Since 2010, New York has been a no-fault divorce state. Under these laws, either spouse can file for divorce for any reason. 

If you are thinking about ending your marriage, learn more about the various grounds for divorce in New York. 

No-fault requirements 

To file for divorce in New York, one or more spouses must have lived in the state for at least 12 consecutive months. Either person can request this type of divorce after an irreversible breakdown of the marriage for six or more months. The couple can also get a no-fault divorce after a 12-month legal separation. You must file for divorce in the Supreme Court of the New York county where you or your spouse lives. 

Fault-based requirements 

You can still seek a fault divorce in New York, but it is no longer mandatory.
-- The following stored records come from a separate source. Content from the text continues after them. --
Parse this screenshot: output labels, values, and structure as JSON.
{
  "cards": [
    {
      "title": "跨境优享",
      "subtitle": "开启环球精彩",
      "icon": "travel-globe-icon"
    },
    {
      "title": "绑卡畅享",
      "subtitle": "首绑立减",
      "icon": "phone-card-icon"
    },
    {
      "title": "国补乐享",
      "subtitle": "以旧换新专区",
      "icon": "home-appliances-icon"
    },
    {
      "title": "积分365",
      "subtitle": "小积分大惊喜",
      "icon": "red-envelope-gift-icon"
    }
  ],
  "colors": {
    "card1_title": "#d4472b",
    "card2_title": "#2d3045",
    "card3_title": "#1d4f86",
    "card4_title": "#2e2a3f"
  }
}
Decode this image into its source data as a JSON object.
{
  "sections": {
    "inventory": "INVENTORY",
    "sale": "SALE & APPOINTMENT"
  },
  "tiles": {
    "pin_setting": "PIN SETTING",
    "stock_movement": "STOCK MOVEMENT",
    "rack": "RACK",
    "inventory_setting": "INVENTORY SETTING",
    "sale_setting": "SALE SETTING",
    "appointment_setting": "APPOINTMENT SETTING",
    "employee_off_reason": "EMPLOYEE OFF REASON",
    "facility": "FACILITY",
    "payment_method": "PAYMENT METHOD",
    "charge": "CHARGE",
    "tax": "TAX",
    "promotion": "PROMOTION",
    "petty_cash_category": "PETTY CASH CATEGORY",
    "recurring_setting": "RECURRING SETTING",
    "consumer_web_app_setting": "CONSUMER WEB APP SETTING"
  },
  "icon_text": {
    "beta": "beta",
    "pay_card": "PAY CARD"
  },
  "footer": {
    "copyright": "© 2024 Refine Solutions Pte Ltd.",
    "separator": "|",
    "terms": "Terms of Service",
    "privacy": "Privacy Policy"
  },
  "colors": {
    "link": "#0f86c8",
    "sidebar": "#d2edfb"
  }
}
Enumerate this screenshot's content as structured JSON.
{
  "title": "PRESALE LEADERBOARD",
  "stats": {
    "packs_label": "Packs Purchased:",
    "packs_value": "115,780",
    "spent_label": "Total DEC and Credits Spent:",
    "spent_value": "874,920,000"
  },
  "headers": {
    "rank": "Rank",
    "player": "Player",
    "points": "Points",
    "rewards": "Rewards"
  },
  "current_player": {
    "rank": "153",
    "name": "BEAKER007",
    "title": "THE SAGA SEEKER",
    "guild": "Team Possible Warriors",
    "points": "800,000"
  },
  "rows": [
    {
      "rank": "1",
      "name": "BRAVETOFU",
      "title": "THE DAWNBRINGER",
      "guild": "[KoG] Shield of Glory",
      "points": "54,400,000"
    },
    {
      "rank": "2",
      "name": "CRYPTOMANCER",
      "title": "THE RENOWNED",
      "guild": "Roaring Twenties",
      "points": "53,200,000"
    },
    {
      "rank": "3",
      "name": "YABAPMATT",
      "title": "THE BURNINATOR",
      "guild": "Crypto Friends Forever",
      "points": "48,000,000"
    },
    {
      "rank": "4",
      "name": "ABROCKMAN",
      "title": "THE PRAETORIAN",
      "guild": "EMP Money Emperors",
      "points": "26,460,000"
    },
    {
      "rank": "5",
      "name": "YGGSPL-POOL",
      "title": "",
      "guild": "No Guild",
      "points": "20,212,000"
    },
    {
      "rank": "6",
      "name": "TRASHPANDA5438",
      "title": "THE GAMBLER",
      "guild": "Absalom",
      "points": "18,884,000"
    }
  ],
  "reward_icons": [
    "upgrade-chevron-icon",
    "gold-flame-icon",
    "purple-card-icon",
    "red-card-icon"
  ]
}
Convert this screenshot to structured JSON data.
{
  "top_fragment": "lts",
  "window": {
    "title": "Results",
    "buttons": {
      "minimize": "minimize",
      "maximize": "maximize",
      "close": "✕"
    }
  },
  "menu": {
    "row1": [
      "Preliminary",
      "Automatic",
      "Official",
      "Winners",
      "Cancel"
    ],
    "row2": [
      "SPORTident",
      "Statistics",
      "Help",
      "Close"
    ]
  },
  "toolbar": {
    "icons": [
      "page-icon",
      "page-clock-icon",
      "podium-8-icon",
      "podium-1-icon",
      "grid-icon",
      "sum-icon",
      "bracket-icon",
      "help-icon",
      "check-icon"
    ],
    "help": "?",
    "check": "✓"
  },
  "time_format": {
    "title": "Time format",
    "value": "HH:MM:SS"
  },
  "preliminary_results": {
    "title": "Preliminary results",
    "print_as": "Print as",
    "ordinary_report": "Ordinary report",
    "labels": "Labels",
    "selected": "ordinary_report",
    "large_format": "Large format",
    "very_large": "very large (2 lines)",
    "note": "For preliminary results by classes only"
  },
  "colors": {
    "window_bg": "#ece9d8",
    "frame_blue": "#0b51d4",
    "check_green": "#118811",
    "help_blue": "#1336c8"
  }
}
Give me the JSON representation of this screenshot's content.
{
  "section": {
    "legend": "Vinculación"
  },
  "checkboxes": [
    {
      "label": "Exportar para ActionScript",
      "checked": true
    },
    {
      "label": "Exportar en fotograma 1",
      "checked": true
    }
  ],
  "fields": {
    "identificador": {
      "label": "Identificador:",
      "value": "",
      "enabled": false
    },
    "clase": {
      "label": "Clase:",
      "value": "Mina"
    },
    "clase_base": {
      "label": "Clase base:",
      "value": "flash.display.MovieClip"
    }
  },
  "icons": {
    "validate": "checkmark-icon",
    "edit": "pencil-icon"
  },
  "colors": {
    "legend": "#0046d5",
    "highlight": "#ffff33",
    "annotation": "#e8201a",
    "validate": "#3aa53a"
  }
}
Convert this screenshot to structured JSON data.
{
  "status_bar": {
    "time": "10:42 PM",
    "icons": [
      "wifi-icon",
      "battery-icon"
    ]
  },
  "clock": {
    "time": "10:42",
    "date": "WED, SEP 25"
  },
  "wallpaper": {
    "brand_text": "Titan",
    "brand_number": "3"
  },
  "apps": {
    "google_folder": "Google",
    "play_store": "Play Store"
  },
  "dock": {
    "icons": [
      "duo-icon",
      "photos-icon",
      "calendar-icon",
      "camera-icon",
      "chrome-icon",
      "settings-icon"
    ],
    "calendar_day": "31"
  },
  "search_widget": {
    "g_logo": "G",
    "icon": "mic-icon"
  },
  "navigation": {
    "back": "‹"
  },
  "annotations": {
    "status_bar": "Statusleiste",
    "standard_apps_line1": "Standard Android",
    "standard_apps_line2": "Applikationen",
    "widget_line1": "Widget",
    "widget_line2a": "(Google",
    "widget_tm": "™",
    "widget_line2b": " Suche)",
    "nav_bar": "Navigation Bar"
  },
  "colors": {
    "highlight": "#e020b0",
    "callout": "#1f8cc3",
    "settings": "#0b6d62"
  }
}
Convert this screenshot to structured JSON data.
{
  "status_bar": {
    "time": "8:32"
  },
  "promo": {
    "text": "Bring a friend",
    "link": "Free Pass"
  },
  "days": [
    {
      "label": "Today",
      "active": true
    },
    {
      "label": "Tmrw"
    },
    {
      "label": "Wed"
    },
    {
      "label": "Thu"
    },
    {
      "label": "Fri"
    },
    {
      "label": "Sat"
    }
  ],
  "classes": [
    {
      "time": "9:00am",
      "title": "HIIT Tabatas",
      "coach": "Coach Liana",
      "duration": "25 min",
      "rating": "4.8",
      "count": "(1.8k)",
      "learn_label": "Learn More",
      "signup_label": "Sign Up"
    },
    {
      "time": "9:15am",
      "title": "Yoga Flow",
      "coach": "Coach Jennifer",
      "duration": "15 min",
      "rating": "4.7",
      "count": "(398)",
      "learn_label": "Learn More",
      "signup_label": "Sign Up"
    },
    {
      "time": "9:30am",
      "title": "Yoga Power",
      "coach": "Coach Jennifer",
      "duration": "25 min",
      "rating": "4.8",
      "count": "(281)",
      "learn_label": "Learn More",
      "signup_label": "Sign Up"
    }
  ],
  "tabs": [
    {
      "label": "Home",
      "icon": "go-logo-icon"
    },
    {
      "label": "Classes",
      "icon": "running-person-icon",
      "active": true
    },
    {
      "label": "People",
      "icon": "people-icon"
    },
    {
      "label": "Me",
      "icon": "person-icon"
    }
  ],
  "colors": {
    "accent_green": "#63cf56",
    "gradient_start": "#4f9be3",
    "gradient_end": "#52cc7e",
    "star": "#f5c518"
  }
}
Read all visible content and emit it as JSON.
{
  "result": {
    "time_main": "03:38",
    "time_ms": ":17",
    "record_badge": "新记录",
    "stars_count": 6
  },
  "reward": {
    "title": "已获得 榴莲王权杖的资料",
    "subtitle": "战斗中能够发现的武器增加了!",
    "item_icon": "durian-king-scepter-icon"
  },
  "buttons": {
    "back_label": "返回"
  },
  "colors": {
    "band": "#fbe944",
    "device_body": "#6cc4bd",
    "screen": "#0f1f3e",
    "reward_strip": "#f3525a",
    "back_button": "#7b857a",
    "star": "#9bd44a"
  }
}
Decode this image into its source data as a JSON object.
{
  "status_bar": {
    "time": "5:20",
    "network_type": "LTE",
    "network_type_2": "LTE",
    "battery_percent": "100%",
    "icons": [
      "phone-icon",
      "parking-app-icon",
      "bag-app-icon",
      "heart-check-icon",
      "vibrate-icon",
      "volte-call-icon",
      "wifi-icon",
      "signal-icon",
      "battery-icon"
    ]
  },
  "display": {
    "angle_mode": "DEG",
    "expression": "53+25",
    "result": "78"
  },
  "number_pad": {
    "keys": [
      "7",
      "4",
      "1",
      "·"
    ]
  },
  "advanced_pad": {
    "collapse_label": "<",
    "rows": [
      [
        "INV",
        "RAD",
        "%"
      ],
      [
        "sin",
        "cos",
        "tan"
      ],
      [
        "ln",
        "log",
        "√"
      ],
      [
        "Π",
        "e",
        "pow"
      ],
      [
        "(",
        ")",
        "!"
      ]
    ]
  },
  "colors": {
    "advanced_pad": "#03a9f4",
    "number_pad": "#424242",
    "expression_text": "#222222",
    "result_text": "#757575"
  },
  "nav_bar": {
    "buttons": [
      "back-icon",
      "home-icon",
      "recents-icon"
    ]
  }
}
Grounds for fault recognized by current state law include the following: 

  • One spouse sentenced to three or more years in prison in the past five years 
  • Physical, emotional or verbal abuse over the past five years 
  • Abandonment by one spouse for at least 12 months 
  • Lack of sexual intimacy for at least 12 months 
  • Proof of adultery, such as electronic communications or court testimony from a third party 

Uncontested vs. contested divorce 

You can get an uncontested divorce when you and your spouse agree on the terms of the divorce, including property division, child custody, child support and spousal support. New York requires a contested divorce when you and your spouse disagree on the grounds or terms of the divorce, or when one spouse does not want a divorce. 

For a contested divorce both spouses must provide the court with complete financial information along with evidence to support their position in the divorce proceedings. Sometimes, the judge may require the couple to attend mediation or pursue an agreement through collaborative family law practices.